Primaire de droite : qui sera le plus réac ?

Au-delà des grandes lignes économiques et sociales, communes à tous, les sept candidats Les Républicains se sont livrés à une surenchère de propositions radicales.

Michel Soudais  • 16 novembre 2016 abonné·es
Primaire de droite : qui sera le plus réac ?
© Photo : PHILIPPE WOJAZER/AFP

Les sept candidats à la primaire de la droite ont tous en eux quelque chose de Trump. C’est vrai de Nicolas ­Sarkozy, qui, au printemps, déclarait qu’il fallait « choquer, à l’image de Donald Trump, pour être entendu ». Il a depuis multiplié les provocations pour faire tourner le débat autour de lui. Quant à ses concurrents, ils ont tous, peu ou prou, cherché à se distinguer de leurs rivaux par des propositions plus radicales, voire carrément iconoclastes. Au point que leur primaire a tourné à la surenchère permanente.

Quel que soit le candidat que désigneront les électeurs de la droite, on sait déjà, puisque tous sont d’accord sur ces points, moyennant quelques variantes, qu’il remettra en cause les 35 heures, diminuera les impôts des entreprises et des foyers les plus aisés, réduira les cotisations patronales (parfois aussi salariales), reculera l’âge de départ en retraite et réduira drastiquement la dépense publique au prix d’une très forte diminution du nombre de fonctionnaires et d’un recul de la protection sociale… Voilà pour les grandes lignes économiques et sociales.

La course régressive engagée par ces sept-là pour conquérir les suffrages des électeurs de droite les plus motivés ne s’arrête toutefois pas à ces seuls domaines. En témoigne la douzaine de propositions que nous avons sélectionnées parmi les pires formulées par Jean-François Copé, François Fillon, Alain Juppé, Nathalie Kosciusko-Morizet, Bruno Le Maire, Jean-­Frédéric Poisson et Nicolas Sarkozy.

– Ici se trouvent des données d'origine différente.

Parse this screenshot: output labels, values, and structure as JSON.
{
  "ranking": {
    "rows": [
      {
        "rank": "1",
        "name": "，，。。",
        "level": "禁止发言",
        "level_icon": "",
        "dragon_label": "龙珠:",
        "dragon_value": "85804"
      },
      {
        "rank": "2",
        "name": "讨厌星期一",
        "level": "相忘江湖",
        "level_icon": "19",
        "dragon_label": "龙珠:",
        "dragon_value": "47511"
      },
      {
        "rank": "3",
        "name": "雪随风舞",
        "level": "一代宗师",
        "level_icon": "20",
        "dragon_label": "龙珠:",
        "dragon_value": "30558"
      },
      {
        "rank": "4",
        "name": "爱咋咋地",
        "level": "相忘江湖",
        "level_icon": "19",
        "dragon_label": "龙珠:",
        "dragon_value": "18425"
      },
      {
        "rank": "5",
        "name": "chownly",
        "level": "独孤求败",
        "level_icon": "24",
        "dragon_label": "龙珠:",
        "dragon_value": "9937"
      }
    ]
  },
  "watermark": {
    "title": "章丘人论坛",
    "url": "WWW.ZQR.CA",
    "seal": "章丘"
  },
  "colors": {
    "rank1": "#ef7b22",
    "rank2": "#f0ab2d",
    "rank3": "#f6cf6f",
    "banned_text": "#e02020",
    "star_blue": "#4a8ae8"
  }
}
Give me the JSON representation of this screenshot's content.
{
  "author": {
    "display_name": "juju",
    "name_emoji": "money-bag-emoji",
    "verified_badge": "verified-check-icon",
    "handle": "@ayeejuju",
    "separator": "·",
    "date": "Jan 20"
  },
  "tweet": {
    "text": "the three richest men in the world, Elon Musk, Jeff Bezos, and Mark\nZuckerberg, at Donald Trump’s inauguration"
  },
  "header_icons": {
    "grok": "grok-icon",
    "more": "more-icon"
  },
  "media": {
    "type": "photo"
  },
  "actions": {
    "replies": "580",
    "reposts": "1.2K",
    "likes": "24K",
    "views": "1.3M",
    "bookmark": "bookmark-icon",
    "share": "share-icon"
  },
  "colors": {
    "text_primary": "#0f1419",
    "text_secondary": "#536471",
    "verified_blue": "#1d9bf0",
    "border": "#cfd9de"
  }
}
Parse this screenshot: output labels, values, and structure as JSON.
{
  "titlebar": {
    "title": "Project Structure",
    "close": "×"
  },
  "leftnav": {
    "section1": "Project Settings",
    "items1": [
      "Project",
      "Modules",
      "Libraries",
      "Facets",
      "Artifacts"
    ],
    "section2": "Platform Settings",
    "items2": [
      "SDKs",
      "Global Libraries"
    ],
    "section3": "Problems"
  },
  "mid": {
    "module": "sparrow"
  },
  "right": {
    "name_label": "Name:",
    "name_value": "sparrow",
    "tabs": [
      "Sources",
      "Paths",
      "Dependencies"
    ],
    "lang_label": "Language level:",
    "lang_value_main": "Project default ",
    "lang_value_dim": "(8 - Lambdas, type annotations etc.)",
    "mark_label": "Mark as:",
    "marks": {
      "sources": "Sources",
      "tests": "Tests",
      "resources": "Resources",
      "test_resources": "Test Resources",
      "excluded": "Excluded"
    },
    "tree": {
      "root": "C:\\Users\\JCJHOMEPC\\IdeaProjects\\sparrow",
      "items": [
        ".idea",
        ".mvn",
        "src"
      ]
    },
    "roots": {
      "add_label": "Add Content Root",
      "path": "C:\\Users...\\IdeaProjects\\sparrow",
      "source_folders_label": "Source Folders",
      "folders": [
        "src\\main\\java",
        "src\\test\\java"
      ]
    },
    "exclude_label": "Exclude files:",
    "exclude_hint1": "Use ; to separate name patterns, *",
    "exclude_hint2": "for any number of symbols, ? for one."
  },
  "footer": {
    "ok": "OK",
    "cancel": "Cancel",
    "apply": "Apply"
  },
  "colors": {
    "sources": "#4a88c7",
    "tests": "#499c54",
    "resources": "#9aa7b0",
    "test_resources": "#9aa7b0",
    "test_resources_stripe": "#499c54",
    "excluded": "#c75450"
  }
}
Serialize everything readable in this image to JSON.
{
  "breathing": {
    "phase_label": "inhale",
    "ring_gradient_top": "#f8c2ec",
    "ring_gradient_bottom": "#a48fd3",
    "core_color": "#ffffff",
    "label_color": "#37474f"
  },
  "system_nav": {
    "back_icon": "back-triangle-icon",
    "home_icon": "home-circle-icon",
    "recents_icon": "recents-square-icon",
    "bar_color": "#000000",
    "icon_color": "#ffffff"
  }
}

Cela pourrait passer pour un bêtisier si le XXe siècle ne nous avait appris que les pires programmes étaient réalisables. La seule question qui vaille étant de savoir à quel coût ils le sont.

L’État à la carte | Nathalie Kosciusko-­Morizet « souhaite que chaque Français puisse affecter 5 % de son impôt chaque année au ministère de son choix, selon les projets présentés par les ministres ». Ces derniers, s’ils veulent voir croître leurs moyens, devront savoir se vendre. Et vogue la démocratie participative censitaire !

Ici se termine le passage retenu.